Front Page
WITH HONOR ABOVE ALL
The United States Marine Corps anniversary comes up on November 10th. This event, celebrated by every active duty and veteran Marine important in a huge way to them, is often ignored and unknown to the rest of the American public. However, the day after the Marine Corps’ birthday is November 11th, and this day is called Veteran’s Day every year.
Veteran’s Day is much more inclusionary and expansive in bringing all vets, and those who care about them, onto the front stage to be ‘thanked’ for their service. There are organizations across the country, however, that offer much more than a perfunctory phrase to the men and women who’ve served and quite likely given so much for little reward to their countrymen and women.
One such organization, up in Wausau, is a perfect example of what this article is about. “Thank you for your service” is a statement, but what this organization does is to take action and convert that phrase into a welcoming home that very few veterans actually received upon their return from overseas or other service. The conversion is performed over the course of several days. The honor flights provided by many organizations are what this article is all about.
The honor flight offered by this outfit up on Wausau is the event in particular that impacted the Geneva Shore Report, and personally, by its publisher. The publisher fought and was badly wounded in Vietnam. After getting out of the hospital and being medically shown the door by the military he had no job, walked with a limp, and was, in almost every way, close to becoming a street person. That didn’t happen, but it wasn’t because he was ‘saved’ by any organization of the time. Time passed, however, and the American public changed its feelings about veterans vastly.
Today, operations like The Never Forgotten Honor Flight operation out of Wausau work to give a psychological injection to veterans who’ve never been exposed to this kind of in-depth thanks. Think free hotel rooms for days, fridges filled with free beer, sumptuous meals provided, a guardian assigned to each vet to take care of all needs, night and day, plane trips to Washington D.C. for free, special coats and hats, escorted busses and so much more. This outfit makes vets feel like a million bucks, but when the vets return from their trip to visit the memorials where many of their old friends rest, there is much much more.

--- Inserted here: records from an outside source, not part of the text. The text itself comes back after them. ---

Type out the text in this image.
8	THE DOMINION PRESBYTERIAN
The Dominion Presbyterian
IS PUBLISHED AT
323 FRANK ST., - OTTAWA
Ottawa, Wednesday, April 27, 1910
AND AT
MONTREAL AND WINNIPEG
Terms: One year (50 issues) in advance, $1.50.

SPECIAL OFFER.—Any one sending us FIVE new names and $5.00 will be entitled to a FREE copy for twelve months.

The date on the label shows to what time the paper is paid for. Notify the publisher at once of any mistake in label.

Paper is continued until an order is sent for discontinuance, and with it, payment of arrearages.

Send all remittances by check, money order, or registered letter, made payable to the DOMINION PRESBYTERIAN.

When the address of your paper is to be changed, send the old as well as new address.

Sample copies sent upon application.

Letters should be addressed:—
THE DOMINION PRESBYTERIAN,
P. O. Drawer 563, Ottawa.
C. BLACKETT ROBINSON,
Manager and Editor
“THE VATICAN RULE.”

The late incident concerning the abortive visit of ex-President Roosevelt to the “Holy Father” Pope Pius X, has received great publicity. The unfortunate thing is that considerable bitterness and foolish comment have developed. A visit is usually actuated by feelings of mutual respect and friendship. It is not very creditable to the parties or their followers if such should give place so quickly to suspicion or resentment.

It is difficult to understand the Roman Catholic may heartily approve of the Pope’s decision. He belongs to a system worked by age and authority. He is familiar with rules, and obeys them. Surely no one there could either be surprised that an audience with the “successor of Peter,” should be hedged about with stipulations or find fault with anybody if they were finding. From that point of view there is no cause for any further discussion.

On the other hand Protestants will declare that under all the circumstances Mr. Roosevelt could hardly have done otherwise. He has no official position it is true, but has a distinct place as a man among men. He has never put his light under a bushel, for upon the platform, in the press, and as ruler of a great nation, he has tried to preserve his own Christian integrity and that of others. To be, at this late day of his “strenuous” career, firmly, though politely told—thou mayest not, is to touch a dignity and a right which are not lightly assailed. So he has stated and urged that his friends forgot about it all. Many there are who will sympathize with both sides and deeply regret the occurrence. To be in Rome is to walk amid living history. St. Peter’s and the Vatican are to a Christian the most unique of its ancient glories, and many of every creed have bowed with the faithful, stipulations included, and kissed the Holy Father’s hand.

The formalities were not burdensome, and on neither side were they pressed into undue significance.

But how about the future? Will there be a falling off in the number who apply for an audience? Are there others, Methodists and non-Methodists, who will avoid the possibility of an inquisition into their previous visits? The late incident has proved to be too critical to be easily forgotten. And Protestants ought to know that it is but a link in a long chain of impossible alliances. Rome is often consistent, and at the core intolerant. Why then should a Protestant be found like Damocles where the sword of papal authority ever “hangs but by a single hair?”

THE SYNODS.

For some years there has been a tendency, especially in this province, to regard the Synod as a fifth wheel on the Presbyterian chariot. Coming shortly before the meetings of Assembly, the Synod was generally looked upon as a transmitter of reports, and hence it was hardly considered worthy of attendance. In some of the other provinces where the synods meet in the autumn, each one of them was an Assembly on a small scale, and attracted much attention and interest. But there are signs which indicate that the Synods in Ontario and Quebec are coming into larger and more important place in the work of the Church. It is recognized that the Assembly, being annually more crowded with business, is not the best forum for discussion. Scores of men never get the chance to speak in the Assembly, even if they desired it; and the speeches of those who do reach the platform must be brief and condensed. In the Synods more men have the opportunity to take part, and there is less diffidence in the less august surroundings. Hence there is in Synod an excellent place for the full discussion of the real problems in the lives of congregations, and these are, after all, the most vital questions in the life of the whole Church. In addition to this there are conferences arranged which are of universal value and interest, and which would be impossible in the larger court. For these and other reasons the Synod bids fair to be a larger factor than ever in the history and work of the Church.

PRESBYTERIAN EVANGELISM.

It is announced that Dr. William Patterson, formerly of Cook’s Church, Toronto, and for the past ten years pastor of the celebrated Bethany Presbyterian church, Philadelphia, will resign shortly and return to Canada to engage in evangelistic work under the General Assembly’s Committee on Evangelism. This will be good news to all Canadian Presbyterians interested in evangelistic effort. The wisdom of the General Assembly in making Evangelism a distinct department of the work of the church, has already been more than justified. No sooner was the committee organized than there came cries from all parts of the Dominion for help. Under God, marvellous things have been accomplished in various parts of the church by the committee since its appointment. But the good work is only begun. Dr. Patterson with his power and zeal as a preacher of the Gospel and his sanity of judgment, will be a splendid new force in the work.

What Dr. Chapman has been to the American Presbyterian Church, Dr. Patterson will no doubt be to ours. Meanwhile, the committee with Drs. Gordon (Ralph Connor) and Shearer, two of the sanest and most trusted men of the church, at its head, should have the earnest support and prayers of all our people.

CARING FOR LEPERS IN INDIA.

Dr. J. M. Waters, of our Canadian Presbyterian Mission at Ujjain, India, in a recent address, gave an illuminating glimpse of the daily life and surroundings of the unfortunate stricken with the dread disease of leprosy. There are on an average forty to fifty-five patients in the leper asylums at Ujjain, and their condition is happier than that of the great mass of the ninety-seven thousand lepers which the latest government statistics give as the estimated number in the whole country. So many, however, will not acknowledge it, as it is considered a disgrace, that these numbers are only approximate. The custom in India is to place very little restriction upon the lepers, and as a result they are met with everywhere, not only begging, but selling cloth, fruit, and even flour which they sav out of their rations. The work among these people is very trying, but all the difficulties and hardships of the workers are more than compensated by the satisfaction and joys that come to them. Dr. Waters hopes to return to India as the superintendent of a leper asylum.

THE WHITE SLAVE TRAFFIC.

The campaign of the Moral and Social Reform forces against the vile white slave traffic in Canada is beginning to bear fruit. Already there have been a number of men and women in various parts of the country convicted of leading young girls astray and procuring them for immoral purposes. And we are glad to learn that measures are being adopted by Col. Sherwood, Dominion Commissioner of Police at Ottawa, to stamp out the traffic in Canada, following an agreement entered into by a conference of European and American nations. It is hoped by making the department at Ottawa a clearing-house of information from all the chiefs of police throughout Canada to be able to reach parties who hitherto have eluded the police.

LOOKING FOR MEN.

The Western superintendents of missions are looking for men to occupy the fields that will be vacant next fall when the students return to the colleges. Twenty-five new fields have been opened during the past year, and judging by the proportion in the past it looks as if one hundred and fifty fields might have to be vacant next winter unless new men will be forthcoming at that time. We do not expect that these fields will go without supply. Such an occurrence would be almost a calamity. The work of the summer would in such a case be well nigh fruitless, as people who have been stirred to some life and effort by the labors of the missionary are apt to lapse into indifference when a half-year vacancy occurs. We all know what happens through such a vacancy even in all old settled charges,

Try landing and being received by three thousand or more Wausau residents at the airport all cheering and throwing confetti. How about sliced prime rib in the lobby back at the hotel upon returning. Aboard the chartered aircraft. packages are delivered to each vet. The packages contain personal letters from young children, all elementary school students in Wausau. The students were given the vet’s name and background earlier. They write letters. Those letters, when read aboard the aircraft by these aging men, bring shouts, laughter, and tears. There are other honor flights (in fact, several based out of Milwaukee) but the publisher only flew on this outfit’s plane and lived a special life for three days, basking in a sensory ‘thank you for your service’ pillow of warm comfort and appreciation. The publisher had never been back to the block on the Vietnam Veterans Memorial in Washington where all of his lost Marines’ names were carved in stone, one after another (the memorial lists the names by dates and times of death during the conflict). In the company of some of the finest men and women this country produces, that experience was one that could actually really be accomplished, instead of avoided as it had been through the ensuing years.
Veterans Day is coming. These men and women to be honored all know that they were not, and are not, truly different. They are the same as you and I throughout the land, but simply placed into different circumstances. The men, women, and over four thousand contributors to this event, are cut of the same cloth and it was wonderful to be among them. There is a ‘thanks right back at you’, that cannot be avoided, from the veterans to the people who think and pay to provide this wonderful service.